I believe in madness, in the truth of the inexplicable, in the common sense of stones, in the lunacy of flowers, in the disease stored up for the human race by the Apollo astronauts.

I believe in nothing.

I believe in Max Ernst, Delvaux, Dali, Titian, Goya, Leonardo, Vermeer, Chirico, Magritte, Redon, Duerer, Tanguy, the Facteur Cheval, the Watts Towers, Boecklin, Francis Bacon, and all the invisible artists within the psychiatric institutions of the planet.

I believe in the impossibility of existence, in the humour of mountains, in the absurdity of electromagnetism, in the farce of geometry, in the cruelty of arithmetic, in the murderous intent of logic.

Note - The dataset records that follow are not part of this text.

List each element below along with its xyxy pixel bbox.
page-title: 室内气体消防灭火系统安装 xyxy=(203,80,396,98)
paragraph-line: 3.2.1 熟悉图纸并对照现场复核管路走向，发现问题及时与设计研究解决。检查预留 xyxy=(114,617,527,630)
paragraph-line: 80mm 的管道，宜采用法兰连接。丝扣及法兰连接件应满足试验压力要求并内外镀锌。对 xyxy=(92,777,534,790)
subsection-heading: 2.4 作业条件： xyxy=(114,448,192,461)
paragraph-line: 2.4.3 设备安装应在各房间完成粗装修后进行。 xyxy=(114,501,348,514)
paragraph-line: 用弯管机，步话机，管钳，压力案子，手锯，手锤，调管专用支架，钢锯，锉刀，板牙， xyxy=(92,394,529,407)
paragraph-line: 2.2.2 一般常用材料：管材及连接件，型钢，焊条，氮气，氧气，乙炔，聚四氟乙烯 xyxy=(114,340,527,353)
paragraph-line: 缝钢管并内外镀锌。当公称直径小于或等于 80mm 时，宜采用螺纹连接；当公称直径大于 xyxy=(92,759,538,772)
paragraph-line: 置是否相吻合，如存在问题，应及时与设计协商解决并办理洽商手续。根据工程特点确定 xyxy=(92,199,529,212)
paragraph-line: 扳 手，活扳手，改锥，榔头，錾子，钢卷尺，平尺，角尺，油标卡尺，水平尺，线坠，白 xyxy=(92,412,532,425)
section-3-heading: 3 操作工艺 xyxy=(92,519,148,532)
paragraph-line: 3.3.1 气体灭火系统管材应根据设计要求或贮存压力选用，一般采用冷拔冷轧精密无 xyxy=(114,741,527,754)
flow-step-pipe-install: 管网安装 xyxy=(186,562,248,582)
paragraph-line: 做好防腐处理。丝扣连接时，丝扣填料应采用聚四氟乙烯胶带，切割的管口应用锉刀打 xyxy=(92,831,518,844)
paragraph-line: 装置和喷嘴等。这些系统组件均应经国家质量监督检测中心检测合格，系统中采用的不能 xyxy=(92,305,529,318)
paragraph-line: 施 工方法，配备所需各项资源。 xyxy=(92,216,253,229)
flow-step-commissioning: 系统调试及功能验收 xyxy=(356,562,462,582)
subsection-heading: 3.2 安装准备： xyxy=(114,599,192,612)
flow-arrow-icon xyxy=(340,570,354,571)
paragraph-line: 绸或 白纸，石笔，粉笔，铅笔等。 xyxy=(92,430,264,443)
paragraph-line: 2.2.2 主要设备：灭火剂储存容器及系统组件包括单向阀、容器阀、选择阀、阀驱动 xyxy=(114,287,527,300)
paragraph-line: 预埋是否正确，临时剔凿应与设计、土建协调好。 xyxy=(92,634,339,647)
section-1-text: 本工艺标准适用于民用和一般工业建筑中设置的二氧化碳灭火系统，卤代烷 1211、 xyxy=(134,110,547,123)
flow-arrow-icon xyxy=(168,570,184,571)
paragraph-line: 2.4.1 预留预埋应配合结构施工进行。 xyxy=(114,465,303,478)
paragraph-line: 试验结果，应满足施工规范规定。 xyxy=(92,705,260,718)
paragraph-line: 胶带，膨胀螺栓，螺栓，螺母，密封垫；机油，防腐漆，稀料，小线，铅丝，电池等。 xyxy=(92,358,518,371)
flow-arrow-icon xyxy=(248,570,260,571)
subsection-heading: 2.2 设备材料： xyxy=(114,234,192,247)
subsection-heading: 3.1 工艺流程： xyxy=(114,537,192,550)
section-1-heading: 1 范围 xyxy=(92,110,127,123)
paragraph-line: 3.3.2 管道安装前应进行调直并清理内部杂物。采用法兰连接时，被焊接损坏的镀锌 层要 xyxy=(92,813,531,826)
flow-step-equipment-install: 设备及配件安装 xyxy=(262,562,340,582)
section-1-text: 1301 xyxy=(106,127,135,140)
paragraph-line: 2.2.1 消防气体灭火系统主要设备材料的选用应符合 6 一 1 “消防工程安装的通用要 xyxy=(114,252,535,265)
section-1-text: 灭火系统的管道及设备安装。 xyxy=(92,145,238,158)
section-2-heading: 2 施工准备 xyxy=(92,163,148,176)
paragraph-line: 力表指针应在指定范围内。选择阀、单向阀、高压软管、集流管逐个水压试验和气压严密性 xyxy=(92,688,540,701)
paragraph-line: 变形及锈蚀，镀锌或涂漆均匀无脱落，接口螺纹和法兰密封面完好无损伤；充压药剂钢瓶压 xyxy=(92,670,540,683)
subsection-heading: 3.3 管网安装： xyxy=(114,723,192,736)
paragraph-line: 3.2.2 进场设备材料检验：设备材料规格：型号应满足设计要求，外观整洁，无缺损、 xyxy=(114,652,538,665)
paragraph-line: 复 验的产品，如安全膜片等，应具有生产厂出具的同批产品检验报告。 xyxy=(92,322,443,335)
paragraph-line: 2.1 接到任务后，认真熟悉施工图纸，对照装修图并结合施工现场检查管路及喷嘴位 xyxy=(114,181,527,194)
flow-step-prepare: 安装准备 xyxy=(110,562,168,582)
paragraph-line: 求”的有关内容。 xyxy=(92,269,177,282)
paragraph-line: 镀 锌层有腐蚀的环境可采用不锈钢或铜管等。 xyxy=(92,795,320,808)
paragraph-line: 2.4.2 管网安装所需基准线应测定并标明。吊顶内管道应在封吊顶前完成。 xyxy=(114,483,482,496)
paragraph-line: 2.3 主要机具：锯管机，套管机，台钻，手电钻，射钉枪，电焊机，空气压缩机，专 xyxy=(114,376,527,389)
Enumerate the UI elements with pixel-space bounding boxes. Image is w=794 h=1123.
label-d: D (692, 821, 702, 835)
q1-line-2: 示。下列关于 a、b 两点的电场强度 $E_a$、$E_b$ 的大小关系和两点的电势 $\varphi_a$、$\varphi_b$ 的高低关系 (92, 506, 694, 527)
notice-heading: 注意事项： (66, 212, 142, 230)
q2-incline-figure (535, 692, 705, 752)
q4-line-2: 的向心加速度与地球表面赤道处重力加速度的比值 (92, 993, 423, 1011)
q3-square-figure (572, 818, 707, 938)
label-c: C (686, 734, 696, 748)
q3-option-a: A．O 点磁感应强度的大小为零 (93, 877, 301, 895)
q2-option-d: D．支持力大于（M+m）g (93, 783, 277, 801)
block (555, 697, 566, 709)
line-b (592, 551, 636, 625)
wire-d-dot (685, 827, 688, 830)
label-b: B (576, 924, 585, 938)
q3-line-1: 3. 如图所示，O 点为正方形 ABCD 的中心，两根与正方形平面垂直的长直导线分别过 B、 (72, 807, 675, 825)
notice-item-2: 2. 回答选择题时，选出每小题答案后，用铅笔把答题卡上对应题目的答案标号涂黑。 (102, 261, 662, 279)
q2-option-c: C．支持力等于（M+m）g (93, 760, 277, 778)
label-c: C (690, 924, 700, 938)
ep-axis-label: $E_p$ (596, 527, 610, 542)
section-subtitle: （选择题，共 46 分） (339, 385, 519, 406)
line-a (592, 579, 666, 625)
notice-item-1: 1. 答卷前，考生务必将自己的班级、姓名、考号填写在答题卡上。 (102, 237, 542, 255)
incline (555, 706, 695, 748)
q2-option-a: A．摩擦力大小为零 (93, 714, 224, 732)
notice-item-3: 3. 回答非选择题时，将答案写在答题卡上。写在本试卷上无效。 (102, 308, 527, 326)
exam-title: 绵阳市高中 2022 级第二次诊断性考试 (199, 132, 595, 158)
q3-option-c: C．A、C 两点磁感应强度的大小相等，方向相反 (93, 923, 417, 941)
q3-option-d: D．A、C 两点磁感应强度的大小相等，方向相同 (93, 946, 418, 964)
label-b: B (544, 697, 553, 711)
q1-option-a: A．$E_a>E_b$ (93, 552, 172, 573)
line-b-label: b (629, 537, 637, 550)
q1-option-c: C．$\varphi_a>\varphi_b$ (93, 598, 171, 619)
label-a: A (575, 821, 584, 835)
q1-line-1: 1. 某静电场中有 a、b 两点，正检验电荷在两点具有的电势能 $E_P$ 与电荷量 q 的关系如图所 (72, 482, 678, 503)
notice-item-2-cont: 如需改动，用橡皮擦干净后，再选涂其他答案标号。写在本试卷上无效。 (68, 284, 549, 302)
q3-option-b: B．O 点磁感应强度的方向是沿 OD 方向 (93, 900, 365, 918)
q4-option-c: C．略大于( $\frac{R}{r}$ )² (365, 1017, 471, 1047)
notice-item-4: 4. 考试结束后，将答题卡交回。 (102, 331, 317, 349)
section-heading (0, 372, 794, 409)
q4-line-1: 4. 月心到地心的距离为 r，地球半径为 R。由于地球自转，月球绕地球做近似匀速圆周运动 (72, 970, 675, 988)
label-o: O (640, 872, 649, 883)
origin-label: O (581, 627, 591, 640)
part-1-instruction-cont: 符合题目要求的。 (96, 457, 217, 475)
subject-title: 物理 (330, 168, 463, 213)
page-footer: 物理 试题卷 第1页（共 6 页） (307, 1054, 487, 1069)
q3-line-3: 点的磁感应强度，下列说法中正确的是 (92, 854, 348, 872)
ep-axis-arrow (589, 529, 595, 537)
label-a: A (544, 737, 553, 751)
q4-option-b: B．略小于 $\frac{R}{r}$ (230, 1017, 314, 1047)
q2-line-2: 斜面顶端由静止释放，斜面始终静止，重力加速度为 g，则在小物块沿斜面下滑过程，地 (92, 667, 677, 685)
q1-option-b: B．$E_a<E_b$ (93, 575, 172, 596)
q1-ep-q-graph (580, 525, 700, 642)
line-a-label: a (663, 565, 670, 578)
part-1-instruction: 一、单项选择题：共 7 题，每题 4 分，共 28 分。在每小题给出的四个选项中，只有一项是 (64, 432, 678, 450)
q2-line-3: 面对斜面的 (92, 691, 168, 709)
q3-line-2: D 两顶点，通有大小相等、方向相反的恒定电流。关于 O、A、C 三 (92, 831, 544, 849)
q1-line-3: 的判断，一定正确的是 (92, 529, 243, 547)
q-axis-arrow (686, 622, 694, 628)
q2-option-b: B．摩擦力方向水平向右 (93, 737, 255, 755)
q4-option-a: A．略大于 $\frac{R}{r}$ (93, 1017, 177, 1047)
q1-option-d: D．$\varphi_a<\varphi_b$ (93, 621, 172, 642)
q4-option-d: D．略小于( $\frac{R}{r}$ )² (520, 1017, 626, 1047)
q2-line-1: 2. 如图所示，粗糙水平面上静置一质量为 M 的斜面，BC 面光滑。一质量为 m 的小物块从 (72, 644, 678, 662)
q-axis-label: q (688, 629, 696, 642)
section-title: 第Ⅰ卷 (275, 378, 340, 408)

I believe in adolescent women, in their corruption by their own leg stances, in the purity of their dishevelled bodies, in the traces of their pudenda left in the bathrooms of shabby motels.

I believe in flight, in the beauty of the wing, and in the beauty of everything that has ever flown, in the stone thrown by a small child that carries with it the wisdom of statesmen and midwives.

I believe in the gentleness of the surgeon’s knife, in the limitless geometry of the cinema screen, in the hidden universe within supermarkets, in the loneliness of the sun, in the garrulousness of planets, in the repetitiveness or ourselves, in the inexistence of the universe and the boredom of the atom.

I believe in the light cast by video-recorders in department store windows, in the messianic insights of the radiator grilles of showroom automobiles, in the elegance of the oil stains on the engine nacelles of 747s parked on airport tarmacs.

I believe in the non-existence of the past, in the death of the future, and the infinite possibilities of the present.

I believe in the derangement of the senses: in Rimbaud, William Burroughs, Huysmans, Genet, Celine, Swift, Defoe, Carroll, Coleridge, Kafka.

I believe in the designers of the Pyramids, the Empire State Building, the Berlin Fuehrerbunker, the Wake Island runways.

I believe in the body odours of Princess Di.

I believe in the next five minutes.

I believe in the history of my feet.

I believe in migraines, the boredom of afternoons, the fear of calendars, the treachery of clocks.

I believe in anxiety, psychosis and despair.

I believe in the perversions, in the infatuations with trees, princesses, prime ministers, derelict filling stations (more beautiful than the Taj Mahal), clouds and birds.

I believe in the death of the emotions and the triumph of the imagination.

I believe in Tokyo, Benidorm, La Grande Motte, Wake Island, Eniwetok, Dealey Plaza.

I believe in alcoholism, venereal disease, fever and exhaustion.

I believe in pain.

I believe in despair.

I believe in all children.

I believe in maps, diagrams, codes, chess-games, puzzles, airline timetables, airport indicator signs.

I believe all excuses.

I believe all reasons.

I believe all hallucinations.

I believe all anger.

I believe all mythologies, memories, lies, fantasies, evasions.

I believe in the mystery and melancholy of a hand, in the kindness of trees, in the wisdom of light.